Forum Moderators: coopster

Message Too Old, No Replies

preg_replace - exclude text in html and between anchor tags

Avoiding nested <a...</a> tags

         

bobs12

12:26 pm on May 23, 2006 (gmt 0)

10+ Year Member



I'm trying to get certain keywords linked to a glossary on a site. I can get to an expression that keeps preg_replace() out of html tags, but can't refine it to exclude anchor text - this is important to avoid nesting anchor tags!

What I have so far (after many sleepless nights) is this (unescaped):

(?<=[^a-z0-9])(KEYWORD)(?=[^a-z0-9])(?=[^>]*<)(?!.*?</a>)

If I leave out the last (?!.*?</a>) it will nest anchor tags. With it, it only links keywords AFTER the last anchor in the search string.

Can anybody help?

Another problem is that if there are angle brackets in the anchor tags, this also causes grief...

eelixduppy

2:44 am on May 24, 2006 (gmt 0)



Since im not all that familiar with regular expressions(ive never had a case where i needed them), the best i can do at the moment is refer you to a thread in our library that may help you out: [webmasterworld.com...]

Good luck!

ahmedtheking

8:41 am on May 24, 2006 (gmt 0)

WebmasterWorld Senior Member 10+ Year Member



This is a tough one, been there! Ok, you should know about this piece of regex:

[^\>] (escaped).

The little hat ^ means to exclude this char from all other chars. So before where you where using the star *, that was prob counting the < and > at the end of your tags!

bobs12

9:41 pm on May 24, 2006 (gmt 0)

10+ Year Member



Thanks folks! That's a good resource for regex syntax, I'll put up a few links to it when I'm done messing around.

I think I got round the problem. It's not pretty but it seems to work well enough for what I'm doing - it goes a little something like this:

Put all anchor text into nonsense <##..##> tags:

$text=preg_replace('/(<a([^>]+)>)(.*?)(<\/a>)/is', "$1<##$3##>$4", $text);

Replace keywords not between <..> tags. <##..##> should be skipped too:

$search = "/(>)([^<]*)([^#a-z]+)($keys)([^#a-z]+)/is";
$replace = "\$1\$2\$3***\$4***\$5";

$text = preg_replace($search, $replace, $text);

Get rid of <##..##>

$text=str_replace("<##", "", $text);
$text=str_replace("##>", "", $text);

That could be done by preg too, but I'm guessing str_replace() might use less resources?

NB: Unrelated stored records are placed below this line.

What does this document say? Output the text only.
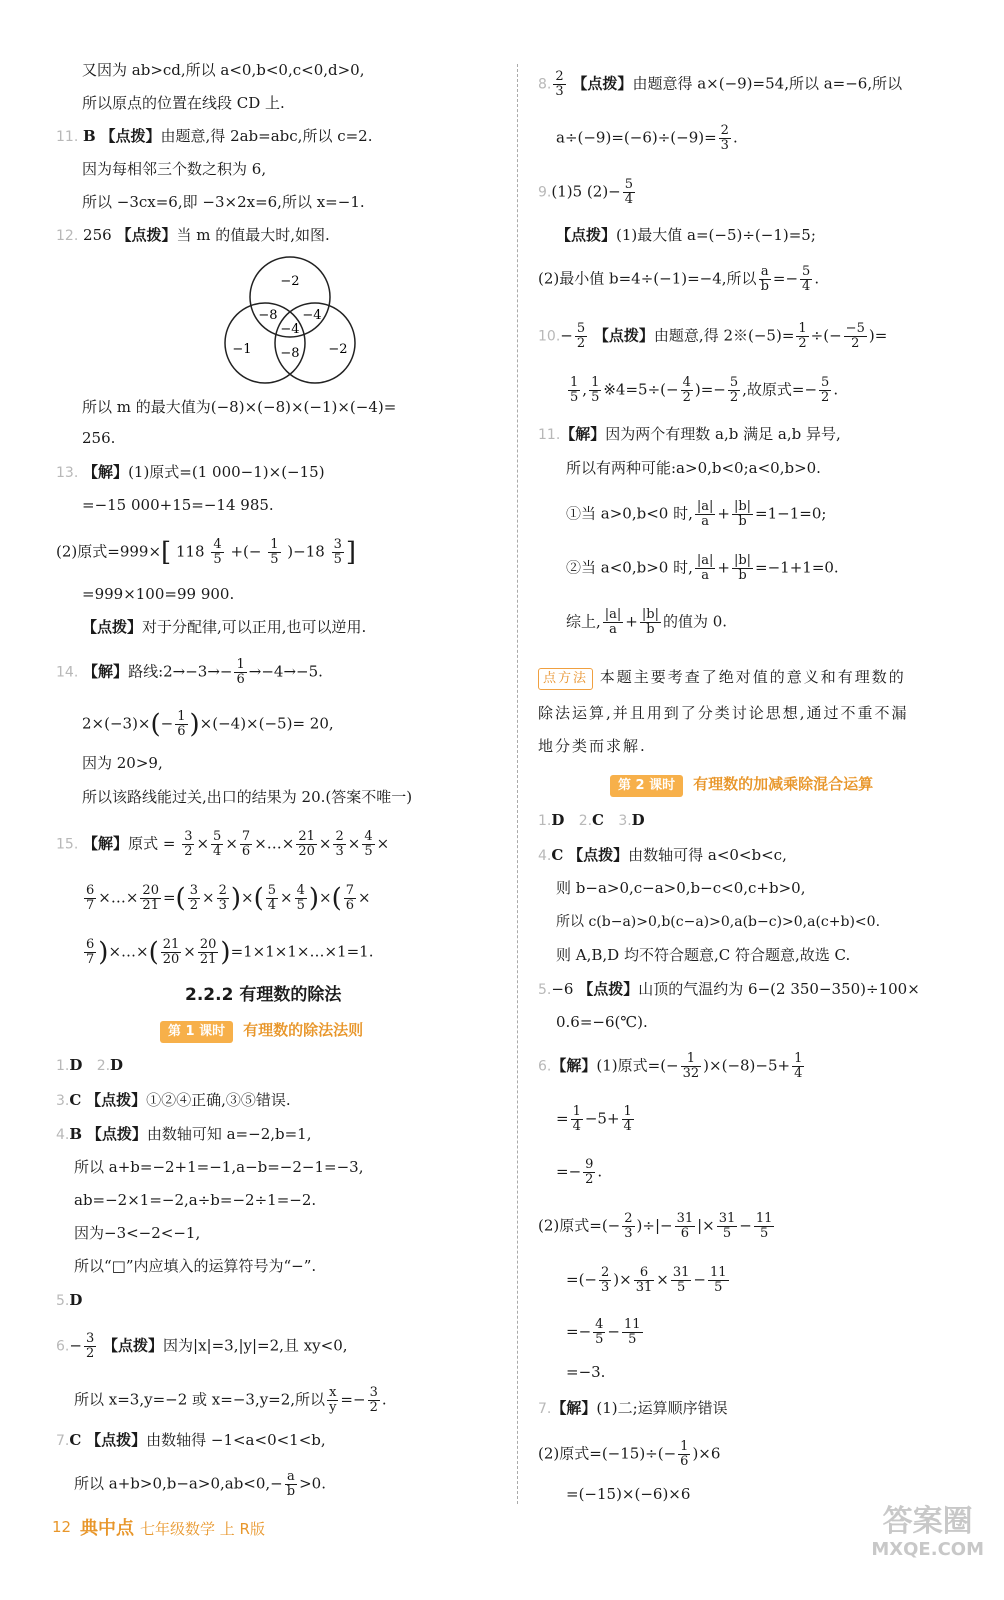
又因为 ab>cd,所以 a<0,b<0,c<0,d>0,
所以原点的位置在线段 CD 上.
11. B 【点拨】由题意,得 2ab=abc,所以 c=2.
因为每相邻三个数之积为 6,
所以 −3cx=6,即 −3×2x=6,所以 x=−1.
12. 256 【点拨】当 m 的值最大时,如图.
−2
−8 −4
−4
−1 −8 −2
所以 m 的最大值为(−8)×(−8)×(−1)×(−4)=
256.
13. 【解】(1)原式=(1 000−1)×(−15)
=−15 000+15=−14 985.
(2)原式=999×[ $118 \frac{4}{5}$ +(− $\frac{1}{5} )-18 \frac{3}{5}$ ]
=999×100=99 900.
【点拨】对于分配律,可以正用,也可以逆用.
14. 【解】路线:2→−3→− $\frac{1}{6} \to-4\to-5$.
$2\times(-3)\times(- \frac{1}{6} )\times(-4)\times(-5)= 20$,
因为 20>9,
所以该路线能过关,出口的结果为 20.(答案不唯一)
15. 【解】原式 = $\frac{3}{2} \times \frac{5}{4} \times \frac{7}{6}$ ×…× $\frac{21}{20} \times \frac{2}{3} \times \frac{4}{5}$ ×
$\frac{6}{7}$ ×…× $\frac{20}{21}$ =( $\frac{3}{2} \times \frac{2}{3}$ )×( $\frac{5}{4} \times \frac{4}{5}$ )×( $\frac{7}{6}$ ×
$\frac{6}{7}$ )×…×( $\frac{21}{20} \times \frac{20}{21}$ )=1×1×1×…×1=1.
2.2.2 有理数的除法
第 1 课时 有理数的除法法则
1.D 2.D
3.C 【点拨】①②④正确,③⑤错误.
4.B 【点拨】由数轴可知 a=−2,b=1,
所以 a+b=−2+1=−1,a−b=−2−1=−3,
ab=−2×1=−2,a÷b=−2÷1=−2.
因为−3<−2<−1,
所以“□”内应填入的运算符号为“−”.
5.D
$6.- \frac{3}{2}$ 【点拨】因为|x|=3,|y|=2,且 xy<0,
所以 x=3,y=−2 或 x=−3,y=2,所以 $\frac{x}{y} =- \frac{3}{2}$ .
7.C 【点拨】由数轴得 −1<a<0<1<b,
所以 $a+b>0,b-a>0,ab<0,- \frac{a}{b} >0$.
8. $\frac{2}{3}$ 【点拨】由题意得 a×(−9)=54,所以 a=−6,所以
$a\div(-9)=(-6)\div(-9)= \frac{2}{3}$ .
9.(1)5 $(2)- \frac{5}{4}$
【点拨】(1)最大值 a=(−5)÷(−1)=5;
(2)最小值 b=4÷(−1)=−4,所以 $\frac{a}{b} =- \frac{5}{4}$ .
$10.- \frac{5}{2}$ 【点拨】由题意,得 2※(−5)= $\frac{1}{2}$ ÷(− $\frac{-5}{2}$ )=
$\frac{1}{5}$ , $\frac{1}{5}$ ※4=5÷(− $\frac{4}{2}$ )=− $\frac{5}{2}$ ,故原式=− $\frac{5}{2}$ .
11.【解】因为两个有理数 a,b 满足 a,b 异号,
所以有两种可能:a>0,b<0;a<0,b>0.
①当 a>0,b<0 时, $\frac{|a|}{a} + \frac{|b|}{b} =1-1=0$;
②当 a<0,b>0 时, $\frac{|a|}{a} + \frac{|b|}{b} =-1+1=0$.
综上, $\frac{|a|}{a} + \frac{|b|}{b}$ 的值为 0.
点方法 本题主要考查了绝对值的意义和有理数的
除法运算,并且用到了分类讨论思想,通过不重不漏
地分类而求解.
第 2 课时 有理数的加减乘除混合运算
1.D 2.C 3.D
4.C 【点拨】由数轴可得 a<0<b<c,
则 b−a>0,c−a>0,b−c<0,c+b>0,
所以 c(b−a)>0,b(c−a)>0,a(b−c)>0,a(c+b)<0.
则 A,B,D 均不符合题意,C 符合题意,故选 C.
5.−6 【点拨】山顶的气温约为 6−(2 350−350)÷100×
0.6=−6(℃).
6.【解】(1)原式=(− $\frac{1}{32} )\times(-8)-5+ \frac{1}{4}$
= $\frac{1}{4} -5+ \frac{1}{4}$
=− $\frac{9}{2}$ .
(2)原式=(− $\frac{2}{3}$ )÷|− $\frac{31}{6}$ |× $\frac{31}{5} - \frac{11}{5}$
=(− $\frac{2}{3}$ )× $\frac{6}{31} \times \frac{31}{5} - \frac{11}{5}$
=− $\frac{4}{5} - \frac{11}{5}$
=−3.
7.【解】(1)二;运算顺序错误
(2)原式$=(-15)\div(- \frac{1}{6} )\times 6$
=(−15)×(−6)×6
12 典中点 七年级数学 上 R版	答案圈
MXQE.COM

I'm sure it could be improved on but I'm not a programmer :) If anyone has any ideas to improve it I'd be grateful.

I haven't found a specific weakness yet but I'll keep testing as I'm sure there will be flaws. I think it might get screwed up if there are tags in the anchor text.

[1][edited by: coopster at 10:03 pm (utc) on May 24, 2006]
[edit reason] removed url per TOS [webmasterworld.com] [/edit]